Rain slashes against the wind shield; sludgy ugly rain from a dense and foreboding sky. The road markings, (how few there even are!) dissolved hours ago. All that remains is a thick black tarmac road; terrifyingly, unremittingly black. It is the black of vast distant galaxies; the black of dancing spirits; the black of deepest darkest Norfolk on a December evening. He can no longer tell where the road ends and the hard trees and treacherous banks begin. He is no longer driving the car, the car is driving him.


He passed his driving test more than two years ago but this is the first time he has driven without the aid of an instructor. He felt confident earlier, powerful even, controlling with the flick of his fingers this majestic mechanical being, but that is a distant memory now. Now, he just wants to get home safely.


They hurtle on through Norfolk, careering absurdly out of control. All he loves is in this car: himself, his wife, two young cats newly collected from a small out-of-the-way farm on the Norfolk/Suffolk border. His first ever pets. That is why they are here. That is why they rented the car in the first place. This is all a crazy expedition they are not equipped for, to collect a pair of cats; to make their new home seem less empty. How strange that two living beings can simply be picked up, like a can of beans from a Supermarket shelf. Shouldn't there be tests? forms? gargantuan fees to pay? Perhaps it is true: the best things in life are free...


Like life.


They set off in daylight, just, but already the rain was falling steadily, and soon the fading light had been replaced with this inky dark. They made sure to get an AA Routefinder map before they left, but this three dimensional blackness is nothing like that white printout with straight lines criss-crossing the green landscape. This winding, ululating three dimensional road, framed within trees is all that remains of what he used to know as Norfolk. There are just the four of them, this car, and this endless road. They got lost on the way, mobile phone batteries died when they phoned the farm for directions. Stumbling blind down a country lane he almost fell in a duckpond. But they finally arrived in one piece, blinking against the light of a warm farmhouse cottage. There in a cage in the corner, two scared cats cowered from the visitors. But soon they were loaded into carriers, placed on the back seat of that humming, grumbling beast, and making their way to another new home.

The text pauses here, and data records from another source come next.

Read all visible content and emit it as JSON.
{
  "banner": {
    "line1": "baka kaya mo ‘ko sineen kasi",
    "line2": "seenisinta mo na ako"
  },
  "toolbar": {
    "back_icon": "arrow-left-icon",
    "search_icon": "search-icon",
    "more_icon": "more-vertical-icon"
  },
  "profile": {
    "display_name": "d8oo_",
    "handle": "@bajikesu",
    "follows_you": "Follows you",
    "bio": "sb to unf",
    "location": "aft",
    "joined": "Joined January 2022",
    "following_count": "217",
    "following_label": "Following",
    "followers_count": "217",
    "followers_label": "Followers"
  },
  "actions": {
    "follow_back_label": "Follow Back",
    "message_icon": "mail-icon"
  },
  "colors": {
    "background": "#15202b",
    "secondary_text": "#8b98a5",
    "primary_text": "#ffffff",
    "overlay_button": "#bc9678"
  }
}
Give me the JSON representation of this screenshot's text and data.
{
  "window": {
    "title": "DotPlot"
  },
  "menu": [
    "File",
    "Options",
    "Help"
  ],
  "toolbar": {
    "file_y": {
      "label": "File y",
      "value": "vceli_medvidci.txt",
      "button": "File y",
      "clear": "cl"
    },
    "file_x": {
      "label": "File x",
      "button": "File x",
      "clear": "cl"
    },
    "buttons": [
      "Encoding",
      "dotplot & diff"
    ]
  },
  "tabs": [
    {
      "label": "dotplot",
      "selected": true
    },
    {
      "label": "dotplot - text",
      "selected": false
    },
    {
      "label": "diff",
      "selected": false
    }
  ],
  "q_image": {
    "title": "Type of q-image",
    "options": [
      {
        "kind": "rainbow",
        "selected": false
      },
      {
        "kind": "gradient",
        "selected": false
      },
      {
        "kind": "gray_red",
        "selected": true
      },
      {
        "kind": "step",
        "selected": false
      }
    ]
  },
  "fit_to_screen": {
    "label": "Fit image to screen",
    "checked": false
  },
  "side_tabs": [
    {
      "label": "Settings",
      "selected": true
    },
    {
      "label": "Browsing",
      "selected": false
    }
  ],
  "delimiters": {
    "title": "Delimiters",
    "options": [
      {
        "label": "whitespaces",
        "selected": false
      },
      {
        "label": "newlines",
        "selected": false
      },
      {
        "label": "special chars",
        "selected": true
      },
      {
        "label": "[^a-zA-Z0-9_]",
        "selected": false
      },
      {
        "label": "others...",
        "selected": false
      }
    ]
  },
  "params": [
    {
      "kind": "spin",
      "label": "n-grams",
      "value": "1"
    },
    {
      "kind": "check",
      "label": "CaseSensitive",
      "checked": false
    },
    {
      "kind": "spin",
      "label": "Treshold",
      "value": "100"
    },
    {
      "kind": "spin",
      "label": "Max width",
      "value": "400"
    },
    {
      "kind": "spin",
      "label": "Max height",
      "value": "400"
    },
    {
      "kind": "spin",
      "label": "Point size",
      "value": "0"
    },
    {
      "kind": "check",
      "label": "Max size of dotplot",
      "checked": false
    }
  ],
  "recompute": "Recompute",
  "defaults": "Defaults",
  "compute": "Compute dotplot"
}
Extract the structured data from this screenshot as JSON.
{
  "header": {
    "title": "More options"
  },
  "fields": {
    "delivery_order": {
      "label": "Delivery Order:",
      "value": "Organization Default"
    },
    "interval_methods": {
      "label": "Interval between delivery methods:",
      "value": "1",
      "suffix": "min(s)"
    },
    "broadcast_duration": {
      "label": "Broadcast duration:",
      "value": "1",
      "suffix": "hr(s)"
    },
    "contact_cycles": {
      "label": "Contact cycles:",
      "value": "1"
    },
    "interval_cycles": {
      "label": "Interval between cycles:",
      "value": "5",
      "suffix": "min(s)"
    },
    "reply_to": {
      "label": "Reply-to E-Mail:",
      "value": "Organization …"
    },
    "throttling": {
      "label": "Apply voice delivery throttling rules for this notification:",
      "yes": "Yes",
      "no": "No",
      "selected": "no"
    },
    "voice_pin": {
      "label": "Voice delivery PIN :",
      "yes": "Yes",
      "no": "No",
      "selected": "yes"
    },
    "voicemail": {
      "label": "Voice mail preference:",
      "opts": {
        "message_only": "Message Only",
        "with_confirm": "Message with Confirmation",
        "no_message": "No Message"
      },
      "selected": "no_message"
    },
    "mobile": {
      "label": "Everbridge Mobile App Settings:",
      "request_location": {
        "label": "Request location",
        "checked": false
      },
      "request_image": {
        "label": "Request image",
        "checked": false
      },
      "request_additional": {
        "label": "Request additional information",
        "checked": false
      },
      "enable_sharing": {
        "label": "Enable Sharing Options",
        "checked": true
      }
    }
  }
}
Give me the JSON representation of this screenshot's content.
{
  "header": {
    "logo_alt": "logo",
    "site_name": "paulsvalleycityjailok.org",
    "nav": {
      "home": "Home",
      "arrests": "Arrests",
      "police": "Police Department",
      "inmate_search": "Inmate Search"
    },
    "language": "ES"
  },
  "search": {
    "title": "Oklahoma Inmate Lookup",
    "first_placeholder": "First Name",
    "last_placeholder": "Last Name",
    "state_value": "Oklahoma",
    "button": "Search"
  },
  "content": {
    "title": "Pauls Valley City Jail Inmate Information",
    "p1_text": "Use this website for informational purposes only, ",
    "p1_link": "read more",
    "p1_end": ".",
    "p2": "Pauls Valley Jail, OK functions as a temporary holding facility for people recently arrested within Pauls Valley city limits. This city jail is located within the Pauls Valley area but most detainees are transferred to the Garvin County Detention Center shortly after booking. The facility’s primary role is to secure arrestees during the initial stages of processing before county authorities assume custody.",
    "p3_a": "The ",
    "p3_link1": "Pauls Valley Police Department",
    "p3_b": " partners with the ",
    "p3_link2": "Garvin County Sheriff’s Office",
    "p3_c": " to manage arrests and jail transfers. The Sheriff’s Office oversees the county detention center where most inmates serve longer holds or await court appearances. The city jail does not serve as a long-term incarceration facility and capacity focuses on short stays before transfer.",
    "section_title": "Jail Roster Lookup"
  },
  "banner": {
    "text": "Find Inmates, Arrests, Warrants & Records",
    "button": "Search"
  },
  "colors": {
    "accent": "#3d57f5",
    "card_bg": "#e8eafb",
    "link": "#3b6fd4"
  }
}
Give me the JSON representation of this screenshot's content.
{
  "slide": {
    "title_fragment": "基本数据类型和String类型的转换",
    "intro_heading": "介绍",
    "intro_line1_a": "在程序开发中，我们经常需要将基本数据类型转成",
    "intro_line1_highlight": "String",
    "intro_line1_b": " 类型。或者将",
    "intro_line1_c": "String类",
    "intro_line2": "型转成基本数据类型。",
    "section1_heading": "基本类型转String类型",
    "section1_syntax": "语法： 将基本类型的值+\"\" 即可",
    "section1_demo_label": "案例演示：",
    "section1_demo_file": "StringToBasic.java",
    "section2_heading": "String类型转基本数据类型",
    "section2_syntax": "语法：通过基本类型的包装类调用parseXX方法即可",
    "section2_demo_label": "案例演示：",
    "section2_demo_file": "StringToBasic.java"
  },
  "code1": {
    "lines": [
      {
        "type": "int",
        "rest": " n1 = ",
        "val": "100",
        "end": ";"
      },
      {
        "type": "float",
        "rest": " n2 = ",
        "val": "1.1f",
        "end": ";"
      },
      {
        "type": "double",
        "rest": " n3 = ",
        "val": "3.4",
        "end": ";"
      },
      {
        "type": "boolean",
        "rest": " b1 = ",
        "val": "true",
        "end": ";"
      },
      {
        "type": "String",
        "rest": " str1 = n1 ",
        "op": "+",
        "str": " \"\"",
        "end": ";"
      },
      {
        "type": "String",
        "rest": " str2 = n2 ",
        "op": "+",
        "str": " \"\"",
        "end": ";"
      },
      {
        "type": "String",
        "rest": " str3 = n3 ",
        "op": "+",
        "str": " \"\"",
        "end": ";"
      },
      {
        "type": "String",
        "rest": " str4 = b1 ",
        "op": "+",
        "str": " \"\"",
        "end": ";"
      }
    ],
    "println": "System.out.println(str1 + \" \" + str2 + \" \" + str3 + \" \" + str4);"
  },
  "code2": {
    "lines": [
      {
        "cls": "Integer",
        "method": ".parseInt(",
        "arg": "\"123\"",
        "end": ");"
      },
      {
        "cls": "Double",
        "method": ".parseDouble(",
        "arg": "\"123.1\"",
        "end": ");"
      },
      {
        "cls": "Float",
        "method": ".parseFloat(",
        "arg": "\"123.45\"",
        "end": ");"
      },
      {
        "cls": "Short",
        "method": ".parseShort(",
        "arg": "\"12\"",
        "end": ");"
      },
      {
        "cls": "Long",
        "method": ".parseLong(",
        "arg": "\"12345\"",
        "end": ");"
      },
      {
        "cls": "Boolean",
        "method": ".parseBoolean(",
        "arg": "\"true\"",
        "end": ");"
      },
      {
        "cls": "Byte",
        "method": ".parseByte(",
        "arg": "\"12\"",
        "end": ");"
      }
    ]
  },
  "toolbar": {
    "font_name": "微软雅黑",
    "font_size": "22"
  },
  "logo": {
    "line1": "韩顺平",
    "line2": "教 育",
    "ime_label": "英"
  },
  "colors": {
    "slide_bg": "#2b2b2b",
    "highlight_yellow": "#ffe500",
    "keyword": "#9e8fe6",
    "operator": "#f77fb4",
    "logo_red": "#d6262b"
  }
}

The car is hot, air thick with scared cat diarrhoea and scared human sweat. He has a pounding headache, he cannot breathe. They will not open roll down the windows and let the cold winter sleet in, will not do anything to further discomfort their new housemates. A tiny, pathetic, meow fills the air with mournful foreboding. The car could be tumbling steadily towards a cliff and he would have no idea, not until that plummeting lunge. And perhaps not even then.


He squints his eyes tight, trying to fix the flowing colours (red for the break lights of the car in front, black for everything else) and convince himself that they are indeed still on the road, that these are not all the last flashes of thought in a brain mortally wounded on impact with a reinforced glass wind-shield.


In a nightmarish night populated with a thousand shades if blackness, the most amazing thing, he reflects months later, is that they ever made it home safely, to start a new life together.